Kemerdekaan selalu digaungkan sebagai hak setiap warga negara, sebuah titik balik dari penindasan menuju kebebasan. Namun, ketika kita menengok realitas, kemerdekaan itu sering kali hanya berhenti pada slogan. Bagi sebagian orang, kemerdekaan berarti akses terhadap pendidikan, kesehatan, pekerjaan layak, dan kebebasan berpendapat. Tetapi bagi yang lain, kemerdekaan hanyalah konsep di televisi---sesuatu yang jauh dari genggaman mereka.
Ketidakmerataan kemerdekaan tampak jelas ketika kesenjangan ekonomi menganga lebar. Di pusat kota, orang berbicara tentang inovasi digital dan gaya hidup modern. Di pelosok, warga masih berjuang mendapatkan air bersih dan listrik. Di ruang rapat, elit politik membahas "pembangunan inklusif", sementara di lapangan, pembangunan itu tak pernah benar-benar sampai pada mereka yang paling membutuhkan.
Yang lebih menyedihkan, kemerdekaan berpendapat pun tak selalu merata. Sebagian bisa bersuara lantang di media sosial, tapi sebagian lain dibungkam oleh ancaman, aturan yang kabur, atau rasa takut akan konsekuensi. Kebebasan di atas kertas ternyata berbeda jauh dengan kebebasan di dunia nyata.

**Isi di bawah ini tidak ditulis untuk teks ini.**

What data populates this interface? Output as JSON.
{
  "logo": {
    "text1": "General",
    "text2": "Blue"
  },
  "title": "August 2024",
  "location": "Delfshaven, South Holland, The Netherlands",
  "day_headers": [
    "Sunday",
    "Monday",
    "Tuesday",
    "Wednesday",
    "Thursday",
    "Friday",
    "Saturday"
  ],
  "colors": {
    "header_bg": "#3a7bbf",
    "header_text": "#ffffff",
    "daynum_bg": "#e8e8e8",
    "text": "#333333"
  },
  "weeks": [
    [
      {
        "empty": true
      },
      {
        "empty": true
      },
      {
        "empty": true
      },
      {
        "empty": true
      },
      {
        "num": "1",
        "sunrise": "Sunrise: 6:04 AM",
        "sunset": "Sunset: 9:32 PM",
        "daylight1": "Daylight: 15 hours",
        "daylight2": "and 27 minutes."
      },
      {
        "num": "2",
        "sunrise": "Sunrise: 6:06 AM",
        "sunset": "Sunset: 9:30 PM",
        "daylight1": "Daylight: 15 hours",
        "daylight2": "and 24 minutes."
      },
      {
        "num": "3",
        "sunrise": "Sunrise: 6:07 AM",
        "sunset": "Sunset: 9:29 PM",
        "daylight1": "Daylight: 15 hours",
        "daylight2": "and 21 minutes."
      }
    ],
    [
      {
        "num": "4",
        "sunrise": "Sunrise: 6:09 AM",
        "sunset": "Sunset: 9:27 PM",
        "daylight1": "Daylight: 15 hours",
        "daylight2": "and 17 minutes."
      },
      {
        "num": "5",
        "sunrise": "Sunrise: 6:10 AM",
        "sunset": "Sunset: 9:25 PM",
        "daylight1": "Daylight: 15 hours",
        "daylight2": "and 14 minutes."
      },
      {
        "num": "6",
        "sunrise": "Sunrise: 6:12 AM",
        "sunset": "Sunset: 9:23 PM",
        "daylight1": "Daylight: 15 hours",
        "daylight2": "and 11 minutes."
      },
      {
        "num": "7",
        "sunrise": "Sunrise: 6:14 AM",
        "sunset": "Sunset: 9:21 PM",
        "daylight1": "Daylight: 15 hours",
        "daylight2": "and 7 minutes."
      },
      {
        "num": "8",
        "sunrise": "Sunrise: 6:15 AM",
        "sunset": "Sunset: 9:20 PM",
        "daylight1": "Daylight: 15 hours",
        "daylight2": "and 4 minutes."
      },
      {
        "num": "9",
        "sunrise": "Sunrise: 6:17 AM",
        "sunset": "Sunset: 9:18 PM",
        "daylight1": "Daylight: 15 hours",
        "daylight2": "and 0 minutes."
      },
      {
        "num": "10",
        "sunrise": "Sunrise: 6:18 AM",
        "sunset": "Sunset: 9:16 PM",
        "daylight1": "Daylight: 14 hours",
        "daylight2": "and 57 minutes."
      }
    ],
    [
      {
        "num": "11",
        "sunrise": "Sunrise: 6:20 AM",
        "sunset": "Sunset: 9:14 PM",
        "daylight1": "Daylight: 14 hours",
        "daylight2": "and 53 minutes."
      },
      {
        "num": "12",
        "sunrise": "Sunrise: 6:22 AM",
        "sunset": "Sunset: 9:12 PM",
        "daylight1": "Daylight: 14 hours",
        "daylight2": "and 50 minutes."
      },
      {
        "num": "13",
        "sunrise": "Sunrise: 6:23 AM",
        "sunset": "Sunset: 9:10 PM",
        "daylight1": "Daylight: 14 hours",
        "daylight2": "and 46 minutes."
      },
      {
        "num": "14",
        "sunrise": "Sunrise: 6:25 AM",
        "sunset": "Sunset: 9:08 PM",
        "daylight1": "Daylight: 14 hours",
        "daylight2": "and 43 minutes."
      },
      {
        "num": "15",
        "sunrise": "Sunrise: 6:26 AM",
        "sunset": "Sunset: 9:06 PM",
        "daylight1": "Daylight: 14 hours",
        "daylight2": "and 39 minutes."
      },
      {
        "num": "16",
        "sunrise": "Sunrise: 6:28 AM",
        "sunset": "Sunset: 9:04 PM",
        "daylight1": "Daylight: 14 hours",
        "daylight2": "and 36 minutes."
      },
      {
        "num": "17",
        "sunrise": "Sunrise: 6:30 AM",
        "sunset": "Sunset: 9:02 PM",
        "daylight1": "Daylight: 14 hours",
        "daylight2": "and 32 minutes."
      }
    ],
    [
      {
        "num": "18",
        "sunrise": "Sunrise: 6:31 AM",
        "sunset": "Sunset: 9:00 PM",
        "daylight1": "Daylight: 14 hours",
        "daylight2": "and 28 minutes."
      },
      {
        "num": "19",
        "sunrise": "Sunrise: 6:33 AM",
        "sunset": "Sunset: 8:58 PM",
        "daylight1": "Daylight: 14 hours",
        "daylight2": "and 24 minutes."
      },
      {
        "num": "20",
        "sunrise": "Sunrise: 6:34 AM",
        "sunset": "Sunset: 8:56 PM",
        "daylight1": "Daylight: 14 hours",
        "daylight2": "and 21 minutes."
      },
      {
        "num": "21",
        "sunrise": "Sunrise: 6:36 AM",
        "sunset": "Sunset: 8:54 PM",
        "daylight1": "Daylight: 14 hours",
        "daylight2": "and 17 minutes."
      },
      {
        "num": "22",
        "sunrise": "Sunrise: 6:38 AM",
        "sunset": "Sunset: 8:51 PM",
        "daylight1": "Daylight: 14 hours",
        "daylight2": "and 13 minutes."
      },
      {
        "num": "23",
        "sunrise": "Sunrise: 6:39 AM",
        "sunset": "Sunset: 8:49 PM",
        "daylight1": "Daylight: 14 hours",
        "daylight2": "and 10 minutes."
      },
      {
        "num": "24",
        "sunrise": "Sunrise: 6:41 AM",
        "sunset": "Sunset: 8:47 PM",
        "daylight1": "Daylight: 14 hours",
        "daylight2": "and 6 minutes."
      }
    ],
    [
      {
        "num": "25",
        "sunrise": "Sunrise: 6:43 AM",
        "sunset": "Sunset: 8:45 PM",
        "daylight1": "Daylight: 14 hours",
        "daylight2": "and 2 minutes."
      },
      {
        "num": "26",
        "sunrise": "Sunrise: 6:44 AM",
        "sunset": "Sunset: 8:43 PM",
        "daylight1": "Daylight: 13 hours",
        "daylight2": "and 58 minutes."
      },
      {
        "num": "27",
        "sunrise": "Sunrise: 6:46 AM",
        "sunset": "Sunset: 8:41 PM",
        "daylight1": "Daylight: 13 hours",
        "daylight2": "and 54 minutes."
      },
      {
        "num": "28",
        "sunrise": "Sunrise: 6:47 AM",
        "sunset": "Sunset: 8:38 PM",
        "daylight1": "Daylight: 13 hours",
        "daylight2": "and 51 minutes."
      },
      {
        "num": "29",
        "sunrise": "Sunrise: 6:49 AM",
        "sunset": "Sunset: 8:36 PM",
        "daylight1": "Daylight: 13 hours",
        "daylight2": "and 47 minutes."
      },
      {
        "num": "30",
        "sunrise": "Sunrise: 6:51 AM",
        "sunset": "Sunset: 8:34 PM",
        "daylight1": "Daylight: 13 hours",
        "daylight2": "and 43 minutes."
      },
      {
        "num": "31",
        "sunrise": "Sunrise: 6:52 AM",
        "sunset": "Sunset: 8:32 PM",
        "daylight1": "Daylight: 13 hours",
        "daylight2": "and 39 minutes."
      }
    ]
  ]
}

Jika kemerdekaan adalah rumah, maka pondasinya adalah keadilan dan pemerataan. Tanpa itu, rumah tersebut akan miring, rapuh, dan suatu saat runtuh. Kita mungkin telah merdeka dari penjajahan asing, tetapi kita belum benar-benar merdeka dari ketidakadilan, kemiskinan, dan diskriminasi. Kemerdekaan sejati hanya ada ketika semua warga negara---tanpa memandang latar belakang, lokasi, atau status sosial---dapat menikmati hak yang sama.
Kemerdekaan yang tidak merata adalah kemerdekaan yang setengah hati. Dan selama janji itu belum tuntas, perayaan kemerdekaan hanyalah pesta yang tak semua orang diundang untuk hadir.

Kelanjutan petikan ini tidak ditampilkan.